If only he had taken the job. Maybe then his long and winding road from the Oakland Raiders to the University of Tennessee and back to USC would have never happened. Maybe then he wouldn’t have been fired after three and half seasons in Southern Cal with an underwhelming record and a damaged reputation.
With each turn in his career there was criticism. And on Sunday, more than six months into his tenure as Alabama’s offensive coordinator, he acknowledged that he didn’t always handle himself well.
“As you make mistakes, the No. 1 thing is you learn from them and not make excuses,” he said. “I’ve made more than anybody, probably.
“To be able to go [through] what I’ve gone through and still be fortunate before the age of 40 to be here and be an offensive coordinator with Coach Saban at Alabama, you take some time to reflect on that.”
Kiffin said he had other opportunities than Alabama.
“This was an opportunity that came about that was easy for me,” he said. “There were some conversations about being an assistant coach in the NFL that I was going over.
“I can’t imagine a better place in college or the NFL to go to learn from someone who has been so successful and teaches his coaches.”
Several times during his 15-minute news conference, Kiffin said just how thankful he was for Saban to bring him into the fold. He said he “always thought this would be a great opportunity if it presented itself,” all the while admitting the difference in going from being a head coach to an assistant.

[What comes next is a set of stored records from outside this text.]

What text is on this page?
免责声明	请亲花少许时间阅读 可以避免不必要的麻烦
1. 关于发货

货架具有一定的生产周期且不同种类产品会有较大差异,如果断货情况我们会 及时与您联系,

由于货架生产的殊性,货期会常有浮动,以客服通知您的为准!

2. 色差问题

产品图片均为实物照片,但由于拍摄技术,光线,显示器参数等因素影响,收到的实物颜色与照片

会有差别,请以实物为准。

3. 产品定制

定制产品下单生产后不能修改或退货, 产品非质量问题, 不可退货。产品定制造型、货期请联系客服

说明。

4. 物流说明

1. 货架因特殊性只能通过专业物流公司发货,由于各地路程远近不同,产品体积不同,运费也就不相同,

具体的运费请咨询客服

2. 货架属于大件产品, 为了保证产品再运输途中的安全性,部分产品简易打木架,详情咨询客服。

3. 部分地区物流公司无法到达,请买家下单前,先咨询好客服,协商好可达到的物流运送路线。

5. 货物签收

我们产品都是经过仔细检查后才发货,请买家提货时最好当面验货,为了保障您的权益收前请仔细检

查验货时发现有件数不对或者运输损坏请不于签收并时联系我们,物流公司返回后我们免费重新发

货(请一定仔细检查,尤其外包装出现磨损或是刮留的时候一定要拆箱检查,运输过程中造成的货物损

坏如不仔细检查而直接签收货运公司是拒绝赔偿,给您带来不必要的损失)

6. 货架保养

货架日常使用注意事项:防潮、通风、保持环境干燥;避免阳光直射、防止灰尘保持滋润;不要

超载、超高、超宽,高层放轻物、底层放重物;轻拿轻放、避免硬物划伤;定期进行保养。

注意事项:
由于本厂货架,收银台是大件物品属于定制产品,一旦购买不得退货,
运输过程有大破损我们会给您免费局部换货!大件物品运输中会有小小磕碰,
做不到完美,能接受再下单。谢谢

“As far as being a head coach, that’s always in your blood and you’re competitive,” he said of returning to the position. “But this isn’t about Lane Kiffin or anything before or where he’s going, this is about Alabama and getting started.”
In fact, Kiffin said, compared to being a head coach, “This is easy here … You just come in to learn and be a part of it.”
“Having a little time off there after getting fired at USC re-excites you to get back,” he said. “Obviously I loved being a head coach. There were a lot of great things about that. But when you step back into a role of being an assistant coach, your focus is so much back on football, on player development … where as a head coach you’re pulled in so many other directions.”